A spam email campaign that is using a wire transfer lure—“You’ve been sent $35,292!”—is spreading both the Upatre Trojan and the Dyre remote access tool (RAT) malware.
“During the past week, our telemetry showed [that] this threat was predominately seen in North America and attempts to compromise both consumer and enterprise machines,” said Microsoft researcher Patrick Estavillo said, in a notice from the Microsoft Malware Protection Center (MMPC).
Upatre typically uses spam email campaigns to spread and then downloads other malware onto the infected PC. In this case, the attachment contains a malicious ZIP file, which extracts as an SCR file that imitates a screensaver or an Adobe PDF document. In actuality of course, it’s malware that then sends off for and installs additional malware: the Dyreza (aka Dyre) banking threat, which can steal personal information like online banking user names and passwords.
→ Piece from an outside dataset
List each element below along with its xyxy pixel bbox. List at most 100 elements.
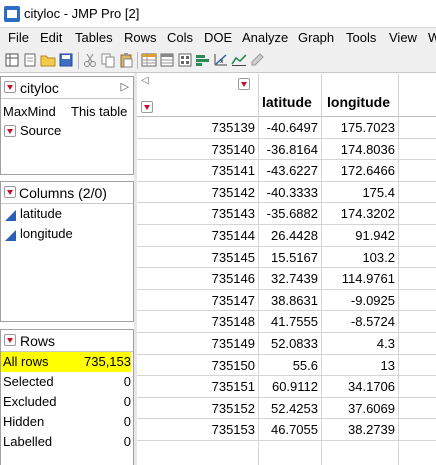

Dyreza has been busy lately. It was last reported in late October mounting a fresh offensive on the financial sector, with a focus on several banks in Switzerland and the recently uncovered Windows OLE remote code execution vulnerability. In that case, Dyreza again spread via spam emails to victims; purporting to be invoices or account notices from banks. They had a PowerPoint attachment that exploits CVE-2014-4114—the same vector that was first seen abused in Sandworm advanced persistent threat (APT) attacks against targets in Poland and the Ukraine.
US-CERT at the time also issued an alert, noting that phishing mails in the US were using malicious PDF attachments that leverage vulnerabilities (namely CVE-2013-2729) in old, unpatched versions of Adobe Reader to download the malware.
In September, cloud giant Salesforce.com warned customers that Dyreza may be targeting their PCs to steal log-in credentials. “This is not a vulnerability within Salesforce. It is malware that resides on infected computer systems and is designed to steal user log-in credentials and resides on infected customer systems,” the company was quick to note.
Those running up-to-date Microsoft security software are protected from the threat.